The second principal finding, which is the most theoretically interesting, is that negative symptoms both at baseline and at one year follow-up were predicted by the interaction of EDA and EE. That is, high anergia was observed only among those who exhibited greater EDA and incurred high EE. Thus, our previous reports of a relationship between EDA and negative symptoms, either in the short-term (Dawson et al., 1992a) or over a one-year period (Schell et al., 2005), were due in large part to the subgroup of participants whose families expressed high EE.

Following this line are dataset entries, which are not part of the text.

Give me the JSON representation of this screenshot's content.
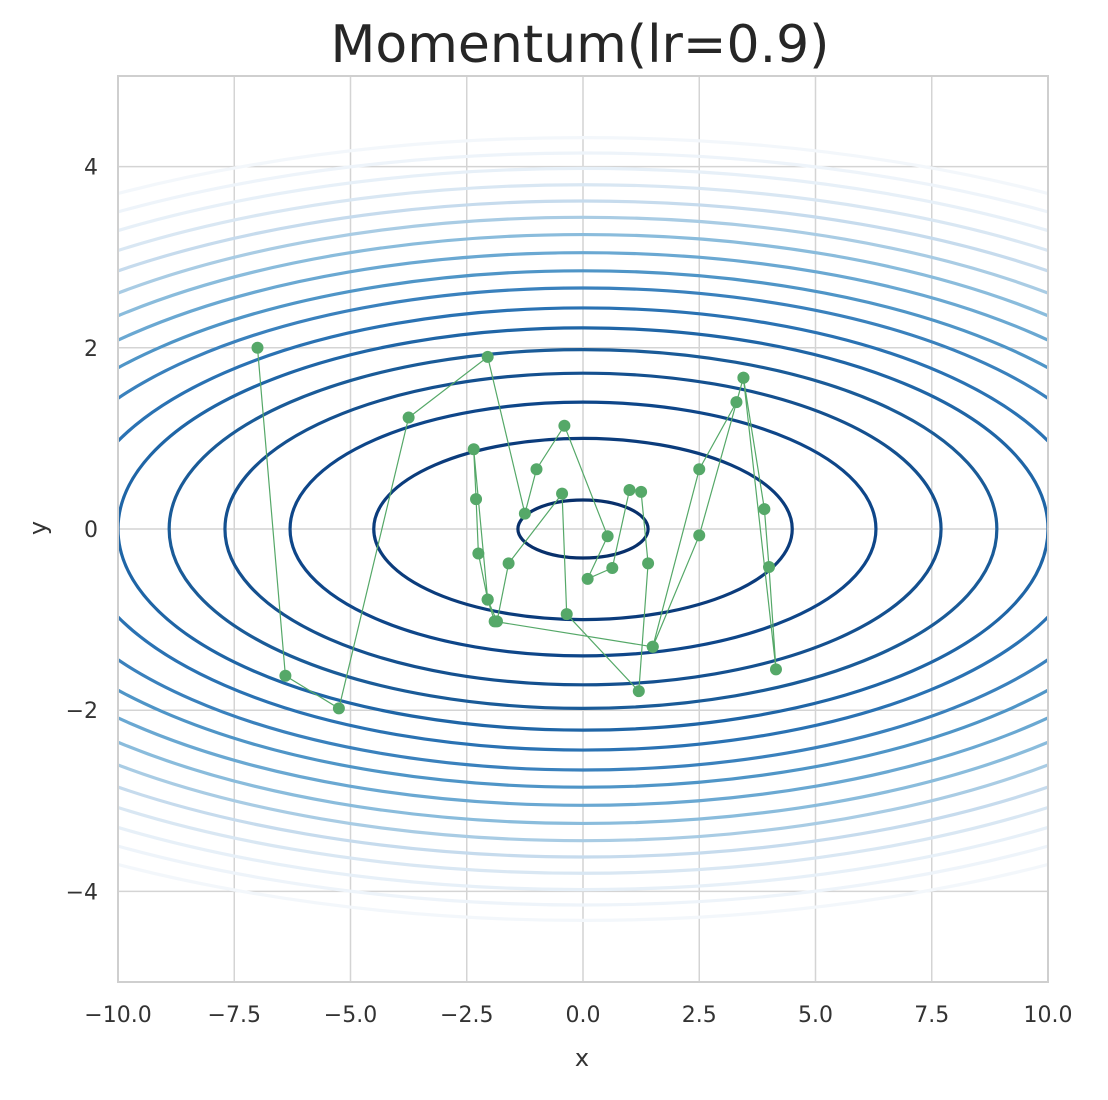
{
  "chart_data": {
    "type": "line",
    "title": "Momentum(lr=0.9)",
    "xlabel": "x",
    "ylabel": "y",
    "xlim": [
      -10,
      10
    ],
    "ylim": [
      -5,
      5
    ],
    "grid": true,
    "background": "white",
    "x_ticks": [
      -10.0,
      -7.5,
      -5.0,
      -2.5,
      0.0,
      2.5,
      5.0,
      7.5,
      10.0
    ],
    "x_tick_labels": [
      "−10.0",
      "−7.5",
      "−5.0",
      "−2.5",
      "0.0",
      "2.5",
      "5.0",
      "7.5",
      "10.0"
    ],
    "y_ticks": [
      -4,
      -2,
      0,
      2,
      4
    ],
    "y_tick_labels": [
      "−4",
      "−2",
      "0",
      "2",
      "4"
    ],
    "contours": {
      "function": "x^2/20 + y^2",
      "colormap": "Blues_r",
      "levels": [
        {
          "a": 1.4,
          "b": 0.32,
          "color": "#08306b"
        },
        {
          "a": 4.5,
          "b": 1.0,
          "color": "#0b3c7c"
        },
        {
          "a": 6.3,
          "b": 1.4,
          "color": "#0e4689"
        },
        {
          "a": 7.7,
          "b": 1.72,
          "color": "#14508f"
        },
        {
          "a": 8.9,
          "b": 1.98,
          "color": "#1a5b98"
        },
        {
          "a": 10.0,
          "b": 2.22,
          "color": "#1f65a6"
        },
        {
          "a": 10.9,
          "b": 2.44,
          "color": "#2a72b3"
        },
        {
          "a": 11.9,
          "b": 2.66,
          "color": "#3a81bd"
        },
        {
          "a": 12.8,
          "b": 2.85,
          "color": "#4f95c7"
        },
        {
          "a": 13.7,
          "b": 3.05,
          "color": "#6aa8d2"
        },
        {
          "a": 14.5,
          "b": 3.25,
          "color": "#8abcdc"
        },
        {
          "a": 15.3,
          "b": 3.44,
          "color": "#a9cce4"
        },
        {
          "a": 16.2,
          "b": 3.62,
          "color": "#c6dbed"
        },
        {
          "a": 17.0,
          "b": 3.8,
          "color": "#d9e7f3"
        },
        {
          "a": 17.8,
          "b": 3.98,
          "color": "#e7f0f8"
        },
        {
          "a": 18.6,
          "b": 4.15,
          "color": "#eef4fa"
        },
        {
          "a": 19.4,
          "b": 4.32,
          "color": "#f3f7fb"
        }
      ]
    },
    "series": [
      {
        "color": "#55a868",
        "points": [
          [
            -7.0,
            2.0
          ],
          [
            -6.4,
            -1.62
          ],
          [
            -5.25,
            -1.98
          ],
          [
            -3.75,
            1.23
          ],
          [
            -2.05,
            1.9
          ],
          [
            -1.25,
            0.17
          ],
          [
            -1.0,
            0.66
          ],
          [
            -0.4,
            1.14
          ],
          [
            0.53,
            -0.08
          ],
          [
            0.1,
            -0.55
          ],
          [
            0.63,
            -0.43
          ],
          [
            1.0,
            0.43
          ],
          [
            1.25,
            0.41
          ],
          [
            1.4,
            -0.38
          ],
          [
            1.2,
            -1.79
          ],
          [
            -0.35,
            -0.94
          ],
          [
            -0.45,
            0.39
          ],
          [
            -1.6,
            -0.38
          ],
          [
            -1.85,
            -1.02
          ],
          [
            -2.05,
            -0.78
          ],
          [
            -2.25,
            -0.27
          ],
          [
            -2.3,
            0.33
          ],
          [
            -2.35,
            0.88
          ],
          [
            -2.05,
            -0.78
          ],
          [
            -1.9,
            -1.02
          ],
          [
            1.5,
            -1.3
          ],
          [
            2.5,
            0.66
          ],
          [
            3.3,
            1.4
          ],
          [
            3.45,
            1.67
          ],
          [
            3.9,
            0.22
          ],
          [
            4.0,
            -0.42
          ],
          [
            4.15,
            -1.55
          ],
          [
            3.45,
            1.67
          ],
          [
            2.5,
            -0.07
          ],
          [
            1.5,
            -1.3
          ]
        ]
      }
    ]
  }
}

There are previous reports of higher negative symptom levels in patients with families high in critical comments (e.g., Barrowclough et al., 2003), but also negative reports as well (e.g., Glynn et al., 1990). Varying levels of EDA responding naturally occurring in different samples reported in the literature might help explain such disparate results. If a sample of patients is low in EDA responding, EE might not predict negative symptom levels, but if a sample is high in EDA responding, an effect would be seen. Varying EE levels across samples might also account for discrepant findings in reports of the relationship between EDA and negative symptom outcome (Brekke et al., 1995; Dawson et al., 1992b; Katsanis & Iacono, 1994; Schell et al., 2005).
It might at first seem paradoxical that heightened autonomic responsivity is associated with negative symptoms. It is possible that emotional restriction and social withdrawal are an attempt by some patients to reduce their autonomic overresponsiveness (Venables & Wing, 1962). The present results suggest that negative symptoms may be associated with heterogeneous processes and in some cases be an attempt by individuals with heightened autonomic responsivity to avoid environmental stress. The present results also support the view that the influence of high EE—a well replicated predictor of positive symptoms—predicts negative symptoms as well, particularly among those high in SNS responding.
This research was supported in part by NIMH grants MH037705, MH030911, and MH066286.
1Use of dichotomous variables based on simple cut points on a continuum provide less statistical power than use of the continuous variables (MacCallum et al., 2002). However, the use of a dichotomous variable for EE based on these three ratings follows an established convention for this construct.